Money market funds are investments made for the purpose of earning interest, while maintaining a net asset value of $1 per share. They’re safe, liquid investments that are well suited for small investors. For context, money market funds in the U.S. hold more than $3 trillion and are critical to investors, corporations, municipalities and the overall economy.

So when Internet giants in China, such as Alibaba and Baidu, rolled out online money market funds in 2013, many thought that it would force state-run companies to compete for customers, potentially disrupting the country’s financial system. Chinese consumers were soon stashing billions in funds with their smartphones, expecting return rates as high as 8%.

Those returns, however, have fallen.

In fact, the annual interest rates of China’s money market funds are the lowest they’ve ever been. Yu’ebao, the first and loudest player in China’s online money market funds, is currently issuing annual returns of 3.33% — almost half of what they were returning two years ago. Similarly, Alibaba used the popularity of the funds to negotiate high return rates from small banks in exchange for placing the money in the banks’ vaults.

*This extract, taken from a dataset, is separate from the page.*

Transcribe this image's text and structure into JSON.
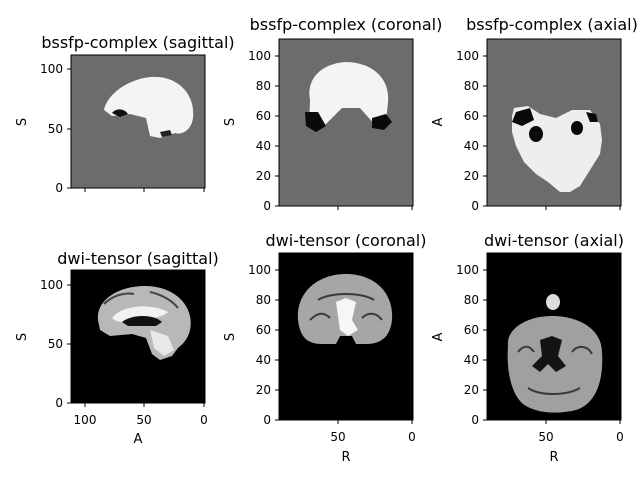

However, that bargaining power is disappearing as identical entrants flood the scene.
“With more competitors on the market… [Yu’ebao] no longer has as much room to negotiate the rates of these reinvestments as competitors are approaching these vehicles and may be willing to accept lower rates, bringing overall returns down for the industry as a whole,” Michael Zhu, a partner at Gobi Partners.

The sinking return rates are partially connected to trends in China’s monetary policy, as well. Interbank deposits, and government and corporate bonds — where companies’ cash is located — are subject to the will of China’s central bank.

The problem is that these money market funds pose serious competition to the traditional savings accounts China’s state-owned banks offer. In February 2014, Chinese International Capital Corp. estimated that online money market funds had the potential to take up to 8% of total consumer deposits in three years.

However, the hope China’s online money market boom promised seems to be fading now.